Singapore: Gold edged closer to the $1,000 an ounce mark on Monday, setting a record high for the fourth straight day after the dollar tumbled and crude oil held near an all-time high.
Gold has gained more than 17% in 2008 as investors shift some of their money into the precious metal on expectations of more interest rate cuts in the United States, volatile stock markets and fears of rising energy costs.
Gold jumped as high as $980.75 an ounce, partly driven by purchases from Japanese speculators who took advantage of the dollar’s drop to a three-year low against the yen. Gold was last quoted at $973.30/973.75 in New York on Friday.
“Everybody talks about $1,000. There’s Japanese buying. It’s cheaper for them to buy,” said Ronald Leung, director of Lee Cheong Gold Dealers in Hong Kong, adding that investors may also book profits when gold eventually hit $1,000. “We could see some selling but I don’t think it will be aggressive. I don’t know what the resistance level is but we can say $970 and $965 will be the support levels,” he said.
Gold’s inflation-adjusted record high was $2,119 an ounce at 2007 prices, according to analysts at metals consultancy GFMS Ltd.
Silver, platinum and palladium also firmed but held below their recent highs, while a firming yen ignited selling in yen-denominated Japanese precious metals futures. The dollar extended falls on Monday and tumbled to a record low against a basket of currencies as worries about the health of US financial firms and fears of a US recession stoked expectations of aggressive rate cuts. Lower interest rates lift gold’s appeal as an alternative investment.

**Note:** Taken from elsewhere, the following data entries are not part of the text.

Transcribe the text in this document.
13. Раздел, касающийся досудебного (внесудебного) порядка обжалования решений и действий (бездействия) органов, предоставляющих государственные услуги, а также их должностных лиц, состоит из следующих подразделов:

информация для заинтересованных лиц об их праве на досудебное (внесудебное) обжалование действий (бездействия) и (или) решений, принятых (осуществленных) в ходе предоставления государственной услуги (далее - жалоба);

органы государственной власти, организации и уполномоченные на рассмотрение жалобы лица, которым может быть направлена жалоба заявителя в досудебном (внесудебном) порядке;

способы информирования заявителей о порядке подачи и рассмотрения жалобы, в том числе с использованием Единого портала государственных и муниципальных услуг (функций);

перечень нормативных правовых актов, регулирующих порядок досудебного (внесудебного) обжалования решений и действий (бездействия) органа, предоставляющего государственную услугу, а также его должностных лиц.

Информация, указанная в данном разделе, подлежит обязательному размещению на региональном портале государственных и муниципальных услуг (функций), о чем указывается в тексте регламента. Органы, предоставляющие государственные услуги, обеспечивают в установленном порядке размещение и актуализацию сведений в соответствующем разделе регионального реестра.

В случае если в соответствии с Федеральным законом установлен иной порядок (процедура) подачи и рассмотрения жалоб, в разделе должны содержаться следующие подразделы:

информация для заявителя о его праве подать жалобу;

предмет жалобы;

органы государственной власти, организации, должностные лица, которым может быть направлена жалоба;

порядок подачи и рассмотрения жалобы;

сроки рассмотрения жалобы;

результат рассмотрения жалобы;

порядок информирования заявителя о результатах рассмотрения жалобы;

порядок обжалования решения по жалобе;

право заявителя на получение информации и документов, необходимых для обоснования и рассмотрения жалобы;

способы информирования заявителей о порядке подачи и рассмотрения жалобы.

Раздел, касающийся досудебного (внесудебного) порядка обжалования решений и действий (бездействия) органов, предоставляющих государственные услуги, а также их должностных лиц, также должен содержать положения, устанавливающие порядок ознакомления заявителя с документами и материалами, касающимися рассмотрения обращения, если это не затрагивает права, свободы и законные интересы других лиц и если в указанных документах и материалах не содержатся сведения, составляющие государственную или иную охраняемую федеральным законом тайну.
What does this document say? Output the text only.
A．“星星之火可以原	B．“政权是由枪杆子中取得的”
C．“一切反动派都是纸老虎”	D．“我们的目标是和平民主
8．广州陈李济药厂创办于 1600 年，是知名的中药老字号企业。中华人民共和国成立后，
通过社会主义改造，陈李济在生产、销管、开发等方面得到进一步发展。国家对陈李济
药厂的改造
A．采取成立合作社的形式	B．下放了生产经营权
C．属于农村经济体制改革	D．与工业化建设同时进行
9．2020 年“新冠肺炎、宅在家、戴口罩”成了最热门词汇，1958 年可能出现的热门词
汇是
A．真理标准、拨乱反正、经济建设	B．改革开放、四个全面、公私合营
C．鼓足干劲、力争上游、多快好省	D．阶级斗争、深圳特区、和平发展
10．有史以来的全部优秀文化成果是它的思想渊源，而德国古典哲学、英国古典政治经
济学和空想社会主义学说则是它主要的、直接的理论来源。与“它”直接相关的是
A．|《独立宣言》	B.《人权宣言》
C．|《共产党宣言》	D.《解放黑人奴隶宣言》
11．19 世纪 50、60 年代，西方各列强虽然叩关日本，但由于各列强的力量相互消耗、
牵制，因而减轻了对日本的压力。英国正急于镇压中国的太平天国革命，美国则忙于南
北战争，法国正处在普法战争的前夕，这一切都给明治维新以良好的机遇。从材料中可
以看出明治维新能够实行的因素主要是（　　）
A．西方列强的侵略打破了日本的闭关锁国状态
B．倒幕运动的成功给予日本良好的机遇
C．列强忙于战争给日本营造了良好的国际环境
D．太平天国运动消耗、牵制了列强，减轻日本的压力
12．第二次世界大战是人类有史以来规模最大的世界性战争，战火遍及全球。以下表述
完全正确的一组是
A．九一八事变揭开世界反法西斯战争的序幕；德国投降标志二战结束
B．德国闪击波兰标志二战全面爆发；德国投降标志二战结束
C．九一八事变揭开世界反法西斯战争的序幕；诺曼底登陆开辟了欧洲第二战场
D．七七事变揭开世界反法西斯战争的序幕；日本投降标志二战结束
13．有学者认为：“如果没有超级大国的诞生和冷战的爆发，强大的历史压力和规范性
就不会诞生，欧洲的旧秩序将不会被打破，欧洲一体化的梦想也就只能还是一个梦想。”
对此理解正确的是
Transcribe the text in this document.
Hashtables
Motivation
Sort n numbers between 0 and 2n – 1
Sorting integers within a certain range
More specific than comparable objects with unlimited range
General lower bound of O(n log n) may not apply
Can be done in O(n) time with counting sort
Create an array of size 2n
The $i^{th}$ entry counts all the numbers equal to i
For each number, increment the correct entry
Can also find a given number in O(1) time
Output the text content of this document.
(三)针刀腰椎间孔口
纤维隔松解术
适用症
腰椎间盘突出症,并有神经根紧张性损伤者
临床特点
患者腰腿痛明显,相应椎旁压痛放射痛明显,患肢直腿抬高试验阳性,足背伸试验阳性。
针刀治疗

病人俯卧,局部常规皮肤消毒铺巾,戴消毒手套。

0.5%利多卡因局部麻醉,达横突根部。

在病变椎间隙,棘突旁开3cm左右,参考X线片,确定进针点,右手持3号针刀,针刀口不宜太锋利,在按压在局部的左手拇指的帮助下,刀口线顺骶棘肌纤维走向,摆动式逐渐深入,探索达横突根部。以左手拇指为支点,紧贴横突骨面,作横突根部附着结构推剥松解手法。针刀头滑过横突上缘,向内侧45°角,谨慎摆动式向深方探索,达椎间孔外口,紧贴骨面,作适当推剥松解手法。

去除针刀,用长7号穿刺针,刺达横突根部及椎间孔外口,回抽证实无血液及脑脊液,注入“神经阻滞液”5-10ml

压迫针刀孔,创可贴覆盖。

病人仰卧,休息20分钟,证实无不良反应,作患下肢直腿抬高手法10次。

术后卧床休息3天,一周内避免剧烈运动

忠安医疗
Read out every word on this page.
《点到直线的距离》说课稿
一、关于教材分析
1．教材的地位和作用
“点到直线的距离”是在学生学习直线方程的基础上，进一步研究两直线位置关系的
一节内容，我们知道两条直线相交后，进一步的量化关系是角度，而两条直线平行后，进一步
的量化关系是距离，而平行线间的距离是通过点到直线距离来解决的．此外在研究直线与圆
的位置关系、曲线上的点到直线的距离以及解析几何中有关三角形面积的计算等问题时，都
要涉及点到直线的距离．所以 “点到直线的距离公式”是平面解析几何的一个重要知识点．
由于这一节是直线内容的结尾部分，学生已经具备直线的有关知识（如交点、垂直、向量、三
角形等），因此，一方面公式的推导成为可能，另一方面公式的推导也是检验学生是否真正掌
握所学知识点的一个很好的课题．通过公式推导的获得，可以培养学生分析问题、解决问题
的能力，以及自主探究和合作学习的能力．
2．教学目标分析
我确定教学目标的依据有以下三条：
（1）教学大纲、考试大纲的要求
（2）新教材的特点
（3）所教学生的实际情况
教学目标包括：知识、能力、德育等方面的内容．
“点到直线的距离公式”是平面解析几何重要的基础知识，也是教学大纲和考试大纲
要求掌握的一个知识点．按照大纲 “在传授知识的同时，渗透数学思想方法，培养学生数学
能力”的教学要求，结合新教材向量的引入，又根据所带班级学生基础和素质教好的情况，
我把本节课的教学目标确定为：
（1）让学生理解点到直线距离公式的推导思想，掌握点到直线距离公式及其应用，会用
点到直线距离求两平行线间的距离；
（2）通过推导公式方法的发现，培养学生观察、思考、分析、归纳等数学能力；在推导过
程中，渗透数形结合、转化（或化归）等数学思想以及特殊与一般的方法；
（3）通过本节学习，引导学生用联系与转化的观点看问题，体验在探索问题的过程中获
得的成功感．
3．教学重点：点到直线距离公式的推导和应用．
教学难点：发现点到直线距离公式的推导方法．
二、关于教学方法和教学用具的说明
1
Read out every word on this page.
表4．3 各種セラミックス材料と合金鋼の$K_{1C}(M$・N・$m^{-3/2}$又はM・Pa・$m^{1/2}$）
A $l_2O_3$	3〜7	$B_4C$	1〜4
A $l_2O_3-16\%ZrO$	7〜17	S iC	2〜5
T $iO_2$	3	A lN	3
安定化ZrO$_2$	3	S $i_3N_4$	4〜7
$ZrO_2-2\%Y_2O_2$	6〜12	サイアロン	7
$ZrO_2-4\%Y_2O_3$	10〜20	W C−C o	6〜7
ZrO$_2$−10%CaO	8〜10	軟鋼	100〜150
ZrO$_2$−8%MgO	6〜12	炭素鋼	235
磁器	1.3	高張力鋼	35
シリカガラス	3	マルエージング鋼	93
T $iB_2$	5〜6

“Sentiment is clearly bullish with weakness of the dollar prompting buying,” said Tatsuo Kageyama, an analyst at Kanetsu Asset Management in Tokyo.
“Gold has more room to rise considering that its pace of rise has been slower relative to other commodities.”
Crude oil held steady near $102 a barrel, supported by a falling US dollar and expectations that OPEC would leave its output unchanged.
Silver edged up to $19.84/19.89 an ounce from $19.80/19.85 an ounce, having reached a 27-year peak of $19.92 an ounce on Friday.
Spot platinum dipped to $2,160/2,167 from $2,163/2,170 ounce late in New York. It hit a record of $2,192 an ounce on 22 February as problems with power supply disrupted mining in main producer South Africa.
A South African minister said on Friday the country’s mining industry would get priority under measures aimed at cutting electricity use to solve a power crisis.
Palladium rose to $572/577 an ounce from $563/568 an ounce late in New York,within sight of last week’s 6-1/2-year high of $582 an ounce.
The most active February 2009 contract on the Tokyo Commodity Exchange ended the morning session 71 yen per gram lower at 6,980 yen.